WEST LAFAYETTE, Ind. (WLFI) – Purdue University is working to expand summer opportunities for students as well as the College of Engineering. These Purdue Moves are part of the university’s upcoming legislative request for state funding.
As the summer sunshine beamed down on campus Thursday, the committees of the Purdue Board of Trustees were hard at work. One of the major moves by the Finance Committee was approving the 2015-2017 legislative request for line items.
“A lot of the funding is driven by metrics, whether it be operations or R and R, and there some flexibility in the line items and request for capital, so this is just very early. We’re working through to the spring of 2015,” said Jim Almond, Senior Vice President for Business Services and Assistant Treasurer.
The request to the Indiana Commission for Higher Education includes some new items for Purdue. The university is asking for $5 million to support a summer expansion in order to increase course offerings and help with financial aid. Almond said the university is also asking for a large sum of money to advance the College of Engineering expansion to hire on new faculty members.
“We’re looking at about $18.3 million to expand 107 faculty members within engineering, and we’re asking for a consideration of about $6 million or about a third of that to help support that initiative,” said Almond.
The university is also requesting three percent inflationary increases for its recurring line items. These requests include:
- Statewide Technology
- Agricultural Research and Extension (Crossroads)
- County Extension Educators
- Technical Assistance Program (TAP)
- Indiana Next Generation Manufacturing Competitiveness (IN-Mac)
- Center for Paralysis Research
The trustees also approved the state budget funding request from the Animal Disease Diagnostic Laboratory. In order to meet the state’s needs and client service expectations, the lab is requesting funds for additional staffing in the 2015-2017 biennium.
The Academic Affairs Committee made some major moves for the College of Technology. A Master of Science degree in engineering technology, a Division of Military Science and Technology which will serve as a home for ROTC programs, and a technology program in Qatar in the Middle East were all approved.
Gary Bertoline, Dean of the College of Technology, said the college is being transformed to prepare students for the 21st century economy.
“We’ve gone through a very rough patch, economically, and there’s a lot of high unemployment yet. There’s still many jobs that are unfilled, and it’s because we are not preparing the right kind of graduates for those jobs. And that’s the need that we’re trying to fill right now,” said Bertoline.
The Academic Affairs Committee also approved a cooperative education program for the Department of Psychological Sciences.
The Physical Facilities Committee sorted through a lengthy agenda. First, the trustees approved repair work to replace concrete in the southwest and southeast corners the Ross-Ade Stadium seating bowl. They noted that this is a different project from work in the south end zone.
The committee provided finance, construction and award approval for the $10 million Agronomy Center Automated Phenotyping and Seed Processing Laboratory. The lab will allow Purdue to be a world leader in phenotyping and implement new ways to process vegetation for research.

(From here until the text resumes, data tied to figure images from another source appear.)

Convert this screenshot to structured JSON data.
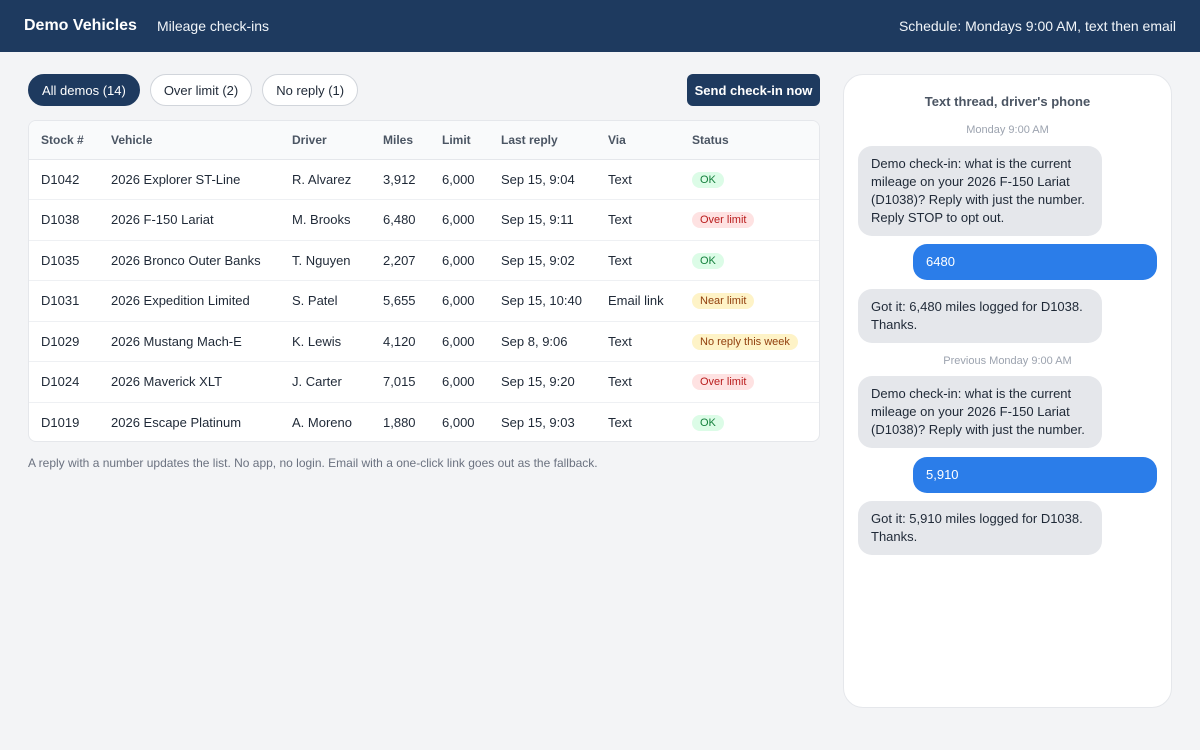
{
  "header": {
    "brand": "Demo Vehicles",
    "subtitle": "Mileage check-ins",
    "schedule": "Schedule: Mondays 9:00 AM, text then email"
  },
  "filters": [
    {
      "label": "All demos (14)",
      "active": true
    },
    {
      "label": "Over limit (2)",
      "active": false
    },
    {
      "label": "No reply (1)",
      "active": false
    }
  ],
  "send_button": "Send check-in now",
  "table": {
    "columns": [
      "Stock #",
      "Vehicle",
      "Driver",
      "Miles",
      "Limit",
      "Last reply",
      "Via",
      "Status"
    ],
    "rows": [
      {
        "stock": "D1042",
        "vehicle": "2026 Explorer ST-Line",
        "driver": "R. Alvarez",
        "miles": "3,912",
        "limit": "6,000",
        "last_reply": "Sep 15, 9:04",
        "via": "Text",
        "status": "OK",
        "status_kind": "ok"
      },
      {
        "stock": "D1038",
        "vehicle": "2026 F-150 Lariat",
        "driver": "M. Brooks",
        "miles": "6,480",
        "limit": "6,000",
        "last_reply": "Sep 15, 9:11",
        "via": "Text",
        "status": "Over limit",
        "status_kind": "over"
      },
      {
        "stock": "D1035",
        "vehicle": "2026 Bronco Outer Banks",
        "driver": "T. Nguyen",
        "miles": "2,207",
        "limit": "6,000",
        "last_reply": "Sep 15, 9:02",
        "via": "Text",
        "status": "OK",
        "status_kind": "ok"
      },
      {
        "stock": "D1031",
        "vehicle": "2026 Expedition Limited",
        "driver": "S. Patel",
        "miles": "5,655",
        "limit": "6,000",
        "last_reply": "Sep 15, 10:40",
        "via": "Email link",
        "status": "Near limit",
        "status_kind": "near"
      },
      {
        "stock": "D1029",
        "vehicle": "2026 Mustang Mach-E",
        "driver": "K. Lewis",
        "miles": "4,120",
        "limit": "6,000",
        "last_reply": "Sep 8, 9:06",
        "via": "Text",
        "status": "No reply this week",
        "status_kind": "noreply"
      },
      {
        "stock": "D1024",
        "vehicle": "2026 Maverick XLT",
        "driver": "J. Carter",
        "miles": "7,015",
        "limit": "6,000",
        "last_reply": "Sep 15, 9:20",
        "via": "Text",
        "status": "Over limit",
        "status_kind": "over"
      },
      {
        "stock": "D1019",
        "vehicle": "2026 Escape Platinum",
        "driver": "A. Moreno",
        "miles": "1,880",
        "limit": "6,000",
        "last_reply": "Sep 15, 9:03",
        "via": "Text",
        "status": "OK",
        "status_kind": "ok"
      }
    ]
  },
  "footnote": "A reply with a number updates the list. No app, no login. Email with a one-click link goes out as the fallback.",
  "thread": {
    "title": "Text thread, driver's phone",
    "ts1": "Monday 9:00 AM",
    "msg1": "Demo check-in: what is the current mileage on your 2026 F-150 Lariat (D1038)? Reply with just the number. Reply STOP to opt out.",
    "reply1": "6480",
    "conf1": "Got it: 6,480 miles logged for D1038. Thanks.",
    "ts2": "Previous Monday 9:00 AM",
    "msg2": "Demo check-in: what is the current mileage on your 2026 F-150 Lariat (D1038)? Reply with just the number.",
    "reply2": "5,910",
    "conf2": "Got it: 5,910 miles logged for D1038. Thanks."
  }
}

The committee then approved continued planning actions for a residence hall with at least 800 beds that will serve as home to Purdue’s new Honors College. The hall will be located at the southwest corner of Russell and Third streets. A resolution to plan a market-sounding exercise was also approved to determine market interest and potential options for redevelopment of Purdue Village — a family-oriented, apartment-style housing area south of State Street.
All of these measures will be approved by the full board on Friday. That’s also when the new name is expected to be approved for the unification of regional campuses Purdue Calumet and Purdue North Central.